Simplicíssimo

Era uma vez, há muito tempo, mas há tanto tempo que a própria palavra tempo era destituída de qualquer significado, existiam cidades cuja população era composta por toda sorte de gente, gente de todos os tipos e cores, de todas as alturas e de todos os tamanhos (alto, baixo, gordo, magro, gigantes, anões…), gente com todo tipo de aspecto, sentimentos e disposição de caráter, gente com todo tipo de gosto e para todos os gostos, enfim, uma mistura variada e surpreendente, que, embora em menor quantidade espalhada sobre a face da terra, em nada diferia das que vivem nos dias de hoje.

Entretanto, apesar da grande diversidade de pessoas, havia um homem que vagava, errante, pelos quatro cantos do mundo, indo de cidade em cidade, pois se sentia extremamente só… e tão só se sentia este homem que buscava, buscava e buscava… não sabia muito bem o quê, somente que buscava alguma coisa e, nessa situação desequilibrada, causada pelo anseio de encontrar e dar um significado à própria busca, justificando assim a sua existência, se acomodou; comodamente só, mesmo estando entre, e, ao lado, de tantos outros tão buscadores quanto ele.

Todavia, certa feita, numa dessas curvas do caminho, encostou-se a uma pedra que não percebera estar quebrada e esta então lhe rasgou a pele, abrindo-lhe uma ferida. Primeiramente ele pensou que esta ferida era somente uma conseqüência advinda das dificuldades impostas pelo caminho que havia escolhido e, por algum motivo, que mais tarde se esclareceria, a ferida estava ali. Então, seguro de que um dia entenderia, outra vez se acomodou. Porém, tão só este homem se sentia que começou a acreditar que a ferida poderia ser uma solução, um remédio a sua solidão e assim pensando fez-se amigo de sua ferida.

Mas, com o tempo, a ferida principiou a desaparecer, já que havia se cumprido o seu ciclo reparador. O homem, ao ver que sua amiga o abandonava, se desesperava e, outra vez tornava a abri-la somente para não se sentir só.

No começo, usava um pedaço de madeira para se coçar; logo depois, um bico de pássaro morto e, a continuidade, seus próprios dentes. O homem sangrava e desse modo, não deixava a ferida se fechar, pois, em sua companhia, não se sentia tão só como antes.

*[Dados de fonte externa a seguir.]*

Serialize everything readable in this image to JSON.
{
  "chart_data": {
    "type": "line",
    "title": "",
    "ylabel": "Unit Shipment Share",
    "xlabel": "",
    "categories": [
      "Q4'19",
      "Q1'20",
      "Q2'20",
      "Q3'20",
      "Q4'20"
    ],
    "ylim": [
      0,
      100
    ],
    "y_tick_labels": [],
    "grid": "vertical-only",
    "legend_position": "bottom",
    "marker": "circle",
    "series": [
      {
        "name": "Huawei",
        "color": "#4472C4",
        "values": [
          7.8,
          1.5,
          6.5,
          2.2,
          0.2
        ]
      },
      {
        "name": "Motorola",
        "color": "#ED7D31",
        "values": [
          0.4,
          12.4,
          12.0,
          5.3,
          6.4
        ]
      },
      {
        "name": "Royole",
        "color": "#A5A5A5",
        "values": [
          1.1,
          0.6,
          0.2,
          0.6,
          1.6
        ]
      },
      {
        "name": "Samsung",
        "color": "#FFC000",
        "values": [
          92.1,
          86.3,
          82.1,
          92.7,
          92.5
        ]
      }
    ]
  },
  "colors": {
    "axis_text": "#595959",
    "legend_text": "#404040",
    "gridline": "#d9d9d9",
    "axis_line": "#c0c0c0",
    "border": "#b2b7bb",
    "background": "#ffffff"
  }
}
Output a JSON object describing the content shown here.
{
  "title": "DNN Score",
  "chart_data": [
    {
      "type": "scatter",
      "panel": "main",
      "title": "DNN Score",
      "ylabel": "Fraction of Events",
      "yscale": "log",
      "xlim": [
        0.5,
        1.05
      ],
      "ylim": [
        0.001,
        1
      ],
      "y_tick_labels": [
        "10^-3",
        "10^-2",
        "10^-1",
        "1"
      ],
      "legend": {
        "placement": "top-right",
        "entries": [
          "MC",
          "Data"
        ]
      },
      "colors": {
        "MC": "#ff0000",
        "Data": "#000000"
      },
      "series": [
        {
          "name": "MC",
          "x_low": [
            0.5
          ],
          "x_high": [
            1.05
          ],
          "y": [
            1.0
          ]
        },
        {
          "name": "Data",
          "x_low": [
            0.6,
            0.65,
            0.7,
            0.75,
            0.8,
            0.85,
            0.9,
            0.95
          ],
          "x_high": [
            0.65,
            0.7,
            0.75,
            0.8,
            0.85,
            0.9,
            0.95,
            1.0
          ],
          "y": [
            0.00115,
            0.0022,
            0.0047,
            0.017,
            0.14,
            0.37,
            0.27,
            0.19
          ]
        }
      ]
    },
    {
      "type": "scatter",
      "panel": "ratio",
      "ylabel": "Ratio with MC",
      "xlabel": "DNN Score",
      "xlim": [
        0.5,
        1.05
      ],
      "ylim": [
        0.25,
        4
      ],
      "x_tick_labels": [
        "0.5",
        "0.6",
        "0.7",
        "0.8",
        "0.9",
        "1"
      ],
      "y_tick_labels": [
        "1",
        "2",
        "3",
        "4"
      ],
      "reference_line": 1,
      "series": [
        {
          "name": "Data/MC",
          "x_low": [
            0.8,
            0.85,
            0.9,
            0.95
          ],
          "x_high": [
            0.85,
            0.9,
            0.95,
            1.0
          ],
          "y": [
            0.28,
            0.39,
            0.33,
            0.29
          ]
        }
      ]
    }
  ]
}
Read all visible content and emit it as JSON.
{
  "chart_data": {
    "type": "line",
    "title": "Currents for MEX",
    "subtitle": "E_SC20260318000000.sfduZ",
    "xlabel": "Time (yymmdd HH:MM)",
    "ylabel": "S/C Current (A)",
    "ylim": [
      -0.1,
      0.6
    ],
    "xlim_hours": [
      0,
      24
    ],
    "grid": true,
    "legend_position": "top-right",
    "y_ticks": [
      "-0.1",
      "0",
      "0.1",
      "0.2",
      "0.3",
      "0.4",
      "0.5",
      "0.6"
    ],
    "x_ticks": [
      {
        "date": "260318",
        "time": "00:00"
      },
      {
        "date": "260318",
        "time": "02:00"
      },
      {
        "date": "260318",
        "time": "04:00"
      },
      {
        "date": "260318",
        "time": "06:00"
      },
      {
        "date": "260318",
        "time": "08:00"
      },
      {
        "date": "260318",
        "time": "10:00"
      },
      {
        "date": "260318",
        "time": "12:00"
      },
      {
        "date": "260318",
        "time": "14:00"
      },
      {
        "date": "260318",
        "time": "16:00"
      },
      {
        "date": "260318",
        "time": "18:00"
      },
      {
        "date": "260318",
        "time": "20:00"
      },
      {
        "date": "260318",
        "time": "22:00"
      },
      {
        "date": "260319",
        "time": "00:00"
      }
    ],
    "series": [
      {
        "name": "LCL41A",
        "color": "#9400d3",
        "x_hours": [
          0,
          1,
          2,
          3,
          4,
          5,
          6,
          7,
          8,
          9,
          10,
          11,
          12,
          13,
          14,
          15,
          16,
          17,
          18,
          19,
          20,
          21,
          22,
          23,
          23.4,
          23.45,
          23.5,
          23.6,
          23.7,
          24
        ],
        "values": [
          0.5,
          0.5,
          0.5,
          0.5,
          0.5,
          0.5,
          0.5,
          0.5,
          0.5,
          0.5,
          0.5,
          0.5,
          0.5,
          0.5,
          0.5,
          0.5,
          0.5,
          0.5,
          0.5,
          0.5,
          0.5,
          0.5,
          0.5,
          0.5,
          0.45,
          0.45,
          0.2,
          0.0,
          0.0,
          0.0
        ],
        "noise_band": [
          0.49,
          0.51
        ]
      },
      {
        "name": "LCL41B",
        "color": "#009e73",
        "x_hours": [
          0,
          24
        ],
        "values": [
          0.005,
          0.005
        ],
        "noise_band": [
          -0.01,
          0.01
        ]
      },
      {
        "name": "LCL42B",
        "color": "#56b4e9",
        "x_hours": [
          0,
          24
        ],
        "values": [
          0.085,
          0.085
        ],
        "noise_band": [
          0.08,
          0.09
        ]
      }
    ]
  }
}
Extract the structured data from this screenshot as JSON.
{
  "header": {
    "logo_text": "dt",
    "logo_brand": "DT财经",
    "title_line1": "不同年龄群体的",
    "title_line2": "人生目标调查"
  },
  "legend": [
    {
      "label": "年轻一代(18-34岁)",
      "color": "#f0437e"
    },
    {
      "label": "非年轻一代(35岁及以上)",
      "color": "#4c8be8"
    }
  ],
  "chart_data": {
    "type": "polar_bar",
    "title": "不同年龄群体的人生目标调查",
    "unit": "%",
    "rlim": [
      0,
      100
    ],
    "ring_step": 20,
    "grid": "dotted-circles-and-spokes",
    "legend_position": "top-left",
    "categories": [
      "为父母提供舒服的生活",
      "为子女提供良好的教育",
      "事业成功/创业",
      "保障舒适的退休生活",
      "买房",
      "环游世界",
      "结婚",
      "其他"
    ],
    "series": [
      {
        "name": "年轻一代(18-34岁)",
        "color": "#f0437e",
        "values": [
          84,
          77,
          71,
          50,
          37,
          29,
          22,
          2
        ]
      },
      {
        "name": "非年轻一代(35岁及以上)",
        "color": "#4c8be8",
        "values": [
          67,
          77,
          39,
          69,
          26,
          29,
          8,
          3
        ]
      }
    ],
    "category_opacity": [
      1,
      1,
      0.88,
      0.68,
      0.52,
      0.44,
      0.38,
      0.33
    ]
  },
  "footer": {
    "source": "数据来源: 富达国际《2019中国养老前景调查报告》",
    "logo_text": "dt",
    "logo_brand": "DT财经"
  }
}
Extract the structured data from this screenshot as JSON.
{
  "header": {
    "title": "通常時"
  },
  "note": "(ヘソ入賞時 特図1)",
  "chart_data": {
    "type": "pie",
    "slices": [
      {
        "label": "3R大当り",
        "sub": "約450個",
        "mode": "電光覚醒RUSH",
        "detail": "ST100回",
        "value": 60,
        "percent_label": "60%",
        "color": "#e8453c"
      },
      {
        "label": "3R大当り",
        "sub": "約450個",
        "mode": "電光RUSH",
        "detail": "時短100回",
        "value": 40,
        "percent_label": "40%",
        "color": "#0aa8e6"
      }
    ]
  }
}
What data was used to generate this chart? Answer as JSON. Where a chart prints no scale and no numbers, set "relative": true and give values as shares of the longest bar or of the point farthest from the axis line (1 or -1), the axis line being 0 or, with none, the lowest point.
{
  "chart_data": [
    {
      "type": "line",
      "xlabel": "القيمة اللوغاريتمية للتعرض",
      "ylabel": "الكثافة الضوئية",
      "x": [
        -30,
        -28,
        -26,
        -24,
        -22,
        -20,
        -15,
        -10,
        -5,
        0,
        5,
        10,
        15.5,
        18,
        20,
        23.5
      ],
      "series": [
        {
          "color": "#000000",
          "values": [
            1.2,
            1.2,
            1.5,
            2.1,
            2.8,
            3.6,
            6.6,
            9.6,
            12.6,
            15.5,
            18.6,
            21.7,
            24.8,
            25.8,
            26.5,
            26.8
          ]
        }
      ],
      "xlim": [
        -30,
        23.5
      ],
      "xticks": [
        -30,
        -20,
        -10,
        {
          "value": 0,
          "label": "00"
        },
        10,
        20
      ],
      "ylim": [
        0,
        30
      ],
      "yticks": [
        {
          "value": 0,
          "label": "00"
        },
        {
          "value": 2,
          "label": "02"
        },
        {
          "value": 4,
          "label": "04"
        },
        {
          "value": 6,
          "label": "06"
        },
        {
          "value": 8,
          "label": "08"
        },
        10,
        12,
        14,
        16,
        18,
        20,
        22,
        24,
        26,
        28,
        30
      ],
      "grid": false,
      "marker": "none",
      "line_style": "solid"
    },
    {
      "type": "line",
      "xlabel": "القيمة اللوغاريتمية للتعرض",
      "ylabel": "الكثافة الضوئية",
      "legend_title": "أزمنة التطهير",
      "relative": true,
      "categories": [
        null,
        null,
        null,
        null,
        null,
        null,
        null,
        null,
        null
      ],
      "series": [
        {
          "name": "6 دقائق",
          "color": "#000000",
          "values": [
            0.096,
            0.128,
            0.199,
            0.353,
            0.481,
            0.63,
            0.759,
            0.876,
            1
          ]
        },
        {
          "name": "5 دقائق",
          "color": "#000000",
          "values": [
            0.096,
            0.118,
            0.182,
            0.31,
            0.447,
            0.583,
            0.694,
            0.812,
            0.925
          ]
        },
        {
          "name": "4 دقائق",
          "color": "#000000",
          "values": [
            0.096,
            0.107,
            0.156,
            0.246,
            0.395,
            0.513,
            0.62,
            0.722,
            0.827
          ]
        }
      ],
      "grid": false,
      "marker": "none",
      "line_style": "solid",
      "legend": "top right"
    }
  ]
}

Um dia, cansada de tentar em vão cumprir o seu ciclo determinado, a ferida, que era muito sábia, disse para o homem: “Escute-me… estou contigo há um longo tempo, mas, agora, preciso ir, preciso desaparecer. Conheço bem o teu desespero e a tua solidão; sei o quanto te sentes só e sei também que encontraste em mim uma companhia e, por isso, até o momento, tenho sido bastante tolerante para contigo, mas, para o bem de nós dois, chegou a hora de nos separarmos. Se continuares a manter-me aberta, sem fazer absolutamente nada, impedindo inclusive a passagem do tempo para que o mesmo me cure, começarei a crescer, e, pouco a pouco, tomarei todo o teu corpo, e sem dúvida, te matarei. Porém, se fizeres o que é natural de se fazer, isto é, se fores capaz de me lavares com cuidado, para que não deixe nenhuma cicatriz, permitindo que eu siga em meu caminho, distanciando-me de ti, aí, então, estarás agindo sabiamente e estarás, acima de tudo, te fazendo um favor ao transformar-te em um homem novo, pois, aquele que soube curar sua ferida, soube cuidar-se; soube entender-se, soube amar-se e um homem assim, que soube fazer tudo isso a si mesmo, certamente, jamais, nunca, estará só”.